Building frameworks for others or purely computational systems, see this for discussion. Though I am toying with a fully ECS driven audio signal processing idea, might be folly though…

Positive future

Also, the good news is that by choosing ECS, I have started to train myself in the current path that Unity is taking multithreaded systems, so that’s nice! But as this is still in early development I will stick with Entitas.

Polyadic update: changing hands

Managed to get the VR version of Polyadic scaled down, instead of a massive panel you have to stretch across to operate on, the scaled down version is roughly the width of an old MPC. This is important for visual pattern recognition in the music making process, but also the sizing allows for alternate workspace configurations, that are more ergonomic and can handle more toys being added!

To get the scaled down features to work a tool morphing process has been designed. The problem is the Oculus Rift and HTC Vice controllers are quite large, especially in comparison to a mouse pointer. So by using smaller hand models when you are in the proximity of the drum machine you can have a higher ratio of control to display, with respect to less of the hand model being able to physically touch features in the interface.

Control-display (C-D) ratio adaptation is an approach for facilitating target acquisition, for a mouse the C-D ratio is a coefficient that maps the physical displacement of the pointing device to the resulting on-screen cursor movement (Blanch, 2004), for VR it is the ratio between the amplitude of movements of the user’s real hand and the amplitude of movements of the virtual hand model. Low C-D ratio (high sensitivity) could save time when users are approaching a target, while high C-D ratio (low sensitivity) could help a user with fine adjustment when they reach the target area. Adaptive Control-Display ratios such as non-linear mappings have been shown to benefit 3D rotation and 3D navigation tasks.

But the consequence of this mapping change will be an expressive difference. In the original prototype with the oversized wall of buttons and sliders, the experience of physical exertion might have been quite enjoyable? By reducing this down, a very different body space will be created, the effects of this remain to be tested. Subjectively it did feel more precise and coherent as a VR interface, less toy-like and comical. As mentioned in the introduction, the sizing can have implications for pattern recognition. The smaller size allows you to overview the whole pattern while working on it, whereas previously the size meant stepping back or craning your neck to take it all in. It would be interesting to know how much effect the gestalt principles of pattern recognition have on cognitive load in music making situations, given the time-critical nature of the audiovisual interaction.
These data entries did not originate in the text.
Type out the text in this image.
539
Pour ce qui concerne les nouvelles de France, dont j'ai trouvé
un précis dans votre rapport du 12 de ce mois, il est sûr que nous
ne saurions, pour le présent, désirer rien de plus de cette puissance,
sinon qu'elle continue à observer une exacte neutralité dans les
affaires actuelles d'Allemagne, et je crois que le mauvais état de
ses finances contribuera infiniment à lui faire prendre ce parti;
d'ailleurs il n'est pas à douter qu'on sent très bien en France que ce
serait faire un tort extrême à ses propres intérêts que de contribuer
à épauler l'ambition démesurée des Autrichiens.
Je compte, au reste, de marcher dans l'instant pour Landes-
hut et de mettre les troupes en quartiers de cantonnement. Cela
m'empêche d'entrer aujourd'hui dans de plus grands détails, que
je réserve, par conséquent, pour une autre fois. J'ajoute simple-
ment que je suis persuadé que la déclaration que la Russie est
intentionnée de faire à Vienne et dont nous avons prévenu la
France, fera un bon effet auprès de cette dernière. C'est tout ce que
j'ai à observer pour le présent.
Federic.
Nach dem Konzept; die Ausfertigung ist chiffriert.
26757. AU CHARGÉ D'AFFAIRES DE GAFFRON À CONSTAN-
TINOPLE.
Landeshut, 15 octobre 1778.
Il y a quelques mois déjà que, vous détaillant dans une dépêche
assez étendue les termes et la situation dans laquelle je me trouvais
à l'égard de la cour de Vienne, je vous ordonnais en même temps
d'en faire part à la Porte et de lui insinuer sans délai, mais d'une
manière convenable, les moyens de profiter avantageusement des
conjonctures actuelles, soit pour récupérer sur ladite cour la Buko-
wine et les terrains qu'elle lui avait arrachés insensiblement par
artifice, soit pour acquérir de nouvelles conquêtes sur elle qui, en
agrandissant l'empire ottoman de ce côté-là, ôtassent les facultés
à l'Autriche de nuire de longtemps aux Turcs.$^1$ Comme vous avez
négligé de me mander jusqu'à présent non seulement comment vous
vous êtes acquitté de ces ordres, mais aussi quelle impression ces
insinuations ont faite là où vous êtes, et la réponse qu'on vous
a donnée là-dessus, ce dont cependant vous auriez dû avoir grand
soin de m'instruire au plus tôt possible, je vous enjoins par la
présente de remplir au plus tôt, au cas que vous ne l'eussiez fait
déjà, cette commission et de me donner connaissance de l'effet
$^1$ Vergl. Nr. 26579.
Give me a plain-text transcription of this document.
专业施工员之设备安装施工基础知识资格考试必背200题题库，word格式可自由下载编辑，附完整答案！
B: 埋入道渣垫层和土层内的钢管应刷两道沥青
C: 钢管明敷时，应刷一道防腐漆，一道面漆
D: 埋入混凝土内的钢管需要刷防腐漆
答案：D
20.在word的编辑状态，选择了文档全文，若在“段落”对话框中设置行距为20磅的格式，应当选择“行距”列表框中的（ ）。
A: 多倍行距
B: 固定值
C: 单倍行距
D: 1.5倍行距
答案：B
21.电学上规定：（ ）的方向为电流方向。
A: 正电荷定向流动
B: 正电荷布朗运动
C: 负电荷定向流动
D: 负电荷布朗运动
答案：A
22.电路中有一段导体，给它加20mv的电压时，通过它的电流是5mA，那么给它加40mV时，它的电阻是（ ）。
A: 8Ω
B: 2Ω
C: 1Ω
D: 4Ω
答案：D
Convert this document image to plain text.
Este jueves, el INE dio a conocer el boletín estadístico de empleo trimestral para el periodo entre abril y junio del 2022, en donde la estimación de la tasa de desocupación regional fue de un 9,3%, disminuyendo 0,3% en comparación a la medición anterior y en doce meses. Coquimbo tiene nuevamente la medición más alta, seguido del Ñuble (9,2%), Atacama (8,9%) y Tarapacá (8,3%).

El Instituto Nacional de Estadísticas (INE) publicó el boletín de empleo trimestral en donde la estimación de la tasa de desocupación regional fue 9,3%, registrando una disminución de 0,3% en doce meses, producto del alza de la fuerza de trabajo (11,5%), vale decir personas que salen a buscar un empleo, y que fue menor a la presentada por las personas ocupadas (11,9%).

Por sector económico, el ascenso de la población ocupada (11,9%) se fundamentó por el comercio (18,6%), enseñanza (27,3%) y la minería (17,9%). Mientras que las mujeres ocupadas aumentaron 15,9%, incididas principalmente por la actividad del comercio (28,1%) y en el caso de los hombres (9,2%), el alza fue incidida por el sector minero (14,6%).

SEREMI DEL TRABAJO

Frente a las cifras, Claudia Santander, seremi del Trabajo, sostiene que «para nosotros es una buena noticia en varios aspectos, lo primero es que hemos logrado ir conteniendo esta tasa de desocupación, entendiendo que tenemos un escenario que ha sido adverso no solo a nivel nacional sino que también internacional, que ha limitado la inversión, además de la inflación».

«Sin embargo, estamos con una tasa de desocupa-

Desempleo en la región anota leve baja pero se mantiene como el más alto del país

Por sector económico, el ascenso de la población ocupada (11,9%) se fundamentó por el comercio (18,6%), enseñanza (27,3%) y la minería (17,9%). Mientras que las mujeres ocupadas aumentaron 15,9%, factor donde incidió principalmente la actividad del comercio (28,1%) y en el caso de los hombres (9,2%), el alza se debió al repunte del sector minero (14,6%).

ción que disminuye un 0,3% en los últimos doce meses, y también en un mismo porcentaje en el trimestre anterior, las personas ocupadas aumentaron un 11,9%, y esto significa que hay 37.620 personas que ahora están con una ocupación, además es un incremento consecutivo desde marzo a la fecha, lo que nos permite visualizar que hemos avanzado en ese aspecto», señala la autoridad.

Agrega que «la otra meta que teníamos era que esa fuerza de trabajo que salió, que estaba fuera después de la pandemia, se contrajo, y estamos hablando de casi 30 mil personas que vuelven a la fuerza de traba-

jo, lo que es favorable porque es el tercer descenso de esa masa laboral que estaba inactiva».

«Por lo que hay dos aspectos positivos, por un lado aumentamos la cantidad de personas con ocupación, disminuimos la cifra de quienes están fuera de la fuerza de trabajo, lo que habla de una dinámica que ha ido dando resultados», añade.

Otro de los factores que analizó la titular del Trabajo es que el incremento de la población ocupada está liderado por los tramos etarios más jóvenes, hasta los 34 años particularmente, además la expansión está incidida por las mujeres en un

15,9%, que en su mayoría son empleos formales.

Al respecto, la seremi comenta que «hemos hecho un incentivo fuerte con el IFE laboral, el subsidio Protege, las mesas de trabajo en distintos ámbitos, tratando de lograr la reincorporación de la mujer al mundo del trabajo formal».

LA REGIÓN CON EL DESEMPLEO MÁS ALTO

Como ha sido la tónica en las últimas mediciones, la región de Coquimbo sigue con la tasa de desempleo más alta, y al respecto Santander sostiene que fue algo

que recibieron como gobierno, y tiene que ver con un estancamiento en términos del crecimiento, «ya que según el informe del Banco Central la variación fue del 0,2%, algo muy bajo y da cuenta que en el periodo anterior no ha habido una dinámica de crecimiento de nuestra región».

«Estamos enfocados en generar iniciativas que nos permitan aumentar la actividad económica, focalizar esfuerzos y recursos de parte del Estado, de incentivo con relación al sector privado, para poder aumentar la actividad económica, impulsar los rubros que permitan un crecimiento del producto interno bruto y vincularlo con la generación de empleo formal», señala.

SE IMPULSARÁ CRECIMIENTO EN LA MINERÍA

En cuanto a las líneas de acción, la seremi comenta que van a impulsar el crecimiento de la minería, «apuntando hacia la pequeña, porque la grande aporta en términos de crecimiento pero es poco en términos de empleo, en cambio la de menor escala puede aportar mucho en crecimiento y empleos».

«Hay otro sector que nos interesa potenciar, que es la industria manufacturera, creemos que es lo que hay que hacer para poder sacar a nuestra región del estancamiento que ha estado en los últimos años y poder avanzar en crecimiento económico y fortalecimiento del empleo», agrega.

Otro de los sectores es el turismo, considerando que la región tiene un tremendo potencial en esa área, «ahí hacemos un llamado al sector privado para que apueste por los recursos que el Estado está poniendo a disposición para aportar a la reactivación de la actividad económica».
Blanch, R., Guiard, Y. & Beaudouin-Lafon, M., 2004. Semantic Pointing – Improving Target Acquisition with Control-display Ratio Adaptation. Proceedings of the International Conference on Human Factors in Computing Systems (CHI’04), 6(1), pp.519–526. Available at:

Adaptive landscapes

A little experiment on how to modulate a mesh using a video and a sound file.

Used the following to achieve the effect.


  • Add video file to your assets
  • Copy the Tesselation example from Wireframe shader samples
  • Remove the animated control script that controls the material values
  • Create a render texture for the video frames to go to
  • Replace the displacement texture of the material with the render texture
  • Using Klak, grab the RMS of an audio source in the scene, map this to the displacement height of the material/shader.